Copyright: © 2025 Phillips et al. This is an open access article distributed under the terms of the Creative Commons Attribution License (CC BY 4.0), which permits unrestricted use, distribution, and reproduction in any medium, provided the original author and source are credited.
Frailty is associated with respiratory exacerbations and mortality in individuals with Chronic Obstructive Pulmonary Disease (COPD). Among those with a smoking history and normal spirometry, frailty’s association with respiratory outcomes is less defined.

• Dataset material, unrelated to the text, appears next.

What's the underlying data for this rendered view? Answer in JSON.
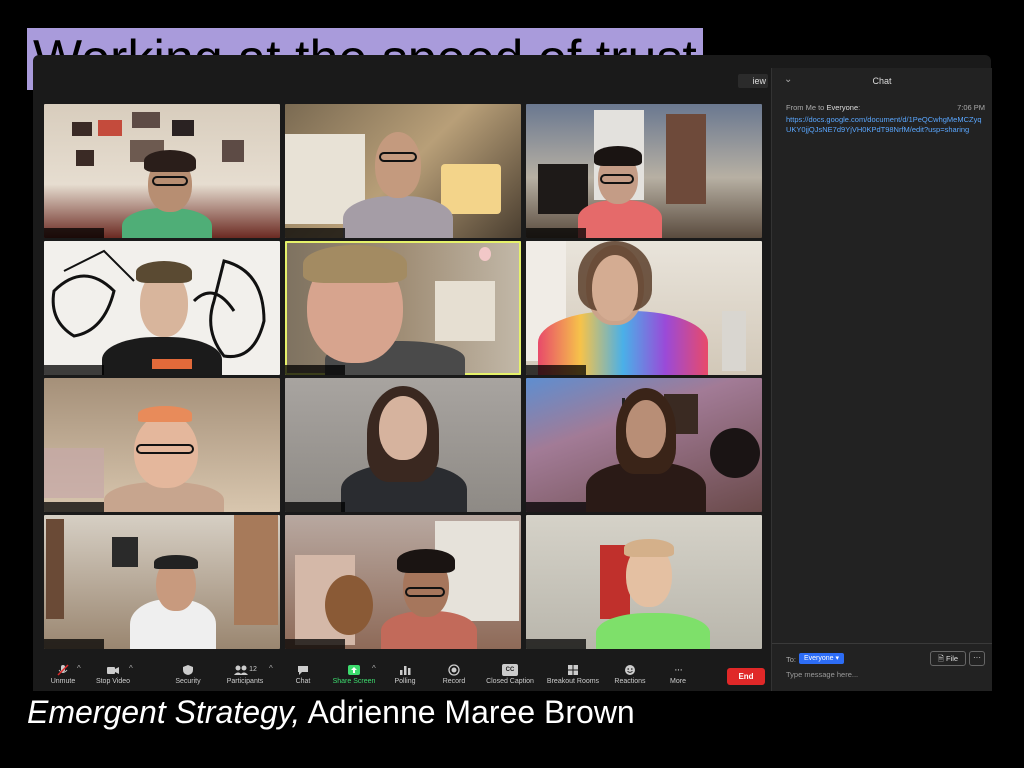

COPDGene is a cohort study of individuals aged 45–80 with a minimum 10 pack-year smoking history. A modified Fried Frailty Phenotype was performed at 10-year follow-up; participants were categorized as frail, prefrail, or robust. Primary outcomes were respiratory exacerbations, epigenetic pace of aging, and all-cause mortality.
Among 2665 participants, 401 (15%) were frail and 1352 (51%) were prefrail. Adjusting for smoking and lung function, frailty was associated with prospective respiratory exacerbation rate (IRR 3.4, 95% CI 2.4–4.8), severe exacerbations (OR 2.8(1.8–4.2)), and frequent exacerbations (OR 5.5(3.2–9.3)). Prefrailty was also associated with exacerbation outcomes (rate IRR 1.8(1.4–2.3); severe OR 1.6(1.1–2.2); frequent OR 2.6(1.7–4.1)). Frailty and prefrailty were associated with increased all-cause mortality (AHR: frailty 4.5(2.4–8.5); prefrailty 2.5(1.5–4.2)). All frailty (and most prefrailty) findings persisted in those with normal spirometry. Baseline DunedinPACE of aging was associated with prospective frailty at 10-year follow-up.
Frailty associated with respiratory exacerbations and mortality; findings persisted among individuals with normal spirometry, highlighting the relevance of evaluating for frailty in people with a history of smoking.